Less stressed dolphins?

The first feedback is encouraging. The beacons, in the shape of a tube, were tested at sea with around fifty groups of wild dolphins. “They communicate much more with each other and echolocate more after receiving our signal, which suggests that they have more possibilities of detecting the net and the associated dangers,” begins the researcher. Above all, unlike acoustic repellents, they leave the danger zone in a much calmer way to resume their activity a few hundred meters away, without being excluded from their habitat zones. A dozen gillnetters fitted their nets with these beacons between 2021 and 2022, allowing them to be tested in more than a thousand fishing operations. For zero accidental capture! “Well yes, three, rectifies Bastien Mérigot, But they were linked to fishing incidents. A net, for example, remained ten days at sea, unable to be recovered by the fishermen, the day after its launch. The beacon’s batteries eventually went flat. »
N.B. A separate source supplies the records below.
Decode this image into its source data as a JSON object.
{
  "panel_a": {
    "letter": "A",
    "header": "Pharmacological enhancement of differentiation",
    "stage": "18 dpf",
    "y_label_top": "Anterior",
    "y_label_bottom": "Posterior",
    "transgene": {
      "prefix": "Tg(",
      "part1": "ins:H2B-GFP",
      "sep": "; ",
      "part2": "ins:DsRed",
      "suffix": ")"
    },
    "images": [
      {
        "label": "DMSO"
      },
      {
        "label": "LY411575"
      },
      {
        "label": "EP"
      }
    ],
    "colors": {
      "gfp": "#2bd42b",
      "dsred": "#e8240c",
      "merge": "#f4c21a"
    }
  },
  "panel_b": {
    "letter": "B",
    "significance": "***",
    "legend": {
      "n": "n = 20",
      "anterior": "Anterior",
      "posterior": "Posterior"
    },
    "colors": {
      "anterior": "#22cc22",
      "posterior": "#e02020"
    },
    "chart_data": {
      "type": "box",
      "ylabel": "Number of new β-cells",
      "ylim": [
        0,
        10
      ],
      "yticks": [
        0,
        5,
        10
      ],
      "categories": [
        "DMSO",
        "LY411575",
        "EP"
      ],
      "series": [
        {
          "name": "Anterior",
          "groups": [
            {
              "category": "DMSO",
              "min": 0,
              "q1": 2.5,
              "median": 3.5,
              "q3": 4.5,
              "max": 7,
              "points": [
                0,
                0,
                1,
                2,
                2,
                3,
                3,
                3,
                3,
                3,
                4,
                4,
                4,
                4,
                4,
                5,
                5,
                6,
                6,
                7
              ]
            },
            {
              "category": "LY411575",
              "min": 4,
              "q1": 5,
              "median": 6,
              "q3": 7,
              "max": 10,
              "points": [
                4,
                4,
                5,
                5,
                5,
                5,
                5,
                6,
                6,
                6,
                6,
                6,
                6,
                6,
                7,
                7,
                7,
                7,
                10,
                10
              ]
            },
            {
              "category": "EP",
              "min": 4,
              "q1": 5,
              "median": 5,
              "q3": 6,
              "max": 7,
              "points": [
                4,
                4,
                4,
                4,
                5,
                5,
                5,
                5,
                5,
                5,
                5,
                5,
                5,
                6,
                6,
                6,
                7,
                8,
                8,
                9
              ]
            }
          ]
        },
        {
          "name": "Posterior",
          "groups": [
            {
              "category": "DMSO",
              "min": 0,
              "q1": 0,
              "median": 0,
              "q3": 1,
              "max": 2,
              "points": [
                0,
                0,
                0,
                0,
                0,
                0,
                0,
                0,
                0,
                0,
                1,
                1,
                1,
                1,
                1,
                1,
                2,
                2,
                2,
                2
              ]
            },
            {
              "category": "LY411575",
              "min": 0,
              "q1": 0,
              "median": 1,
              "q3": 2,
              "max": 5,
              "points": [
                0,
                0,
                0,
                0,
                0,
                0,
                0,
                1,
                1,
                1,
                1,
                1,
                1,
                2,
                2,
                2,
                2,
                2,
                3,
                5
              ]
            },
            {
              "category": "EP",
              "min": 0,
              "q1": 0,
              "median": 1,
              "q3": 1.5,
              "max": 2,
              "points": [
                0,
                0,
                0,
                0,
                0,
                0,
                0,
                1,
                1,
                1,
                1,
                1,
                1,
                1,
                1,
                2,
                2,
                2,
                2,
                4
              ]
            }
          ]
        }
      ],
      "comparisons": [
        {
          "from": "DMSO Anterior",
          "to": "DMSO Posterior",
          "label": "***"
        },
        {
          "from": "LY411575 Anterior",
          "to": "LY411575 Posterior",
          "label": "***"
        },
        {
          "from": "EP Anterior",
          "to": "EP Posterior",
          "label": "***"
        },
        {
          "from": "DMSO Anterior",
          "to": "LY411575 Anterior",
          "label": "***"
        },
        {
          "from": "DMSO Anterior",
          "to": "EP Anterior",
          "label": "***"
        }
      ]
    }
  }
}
The scientist is working on a new version of his beacons, smaller and lighter, so that “fishermen can install and unhook them with as few constraints as possible”. The objective is to have it ready by December, the date scheduled for the start of the large-scale experimentation desired by the government. Sixty-three gillnet vessels will then test the beacons developed by Bastien Mérigot and his teams. Until the end of April 2024.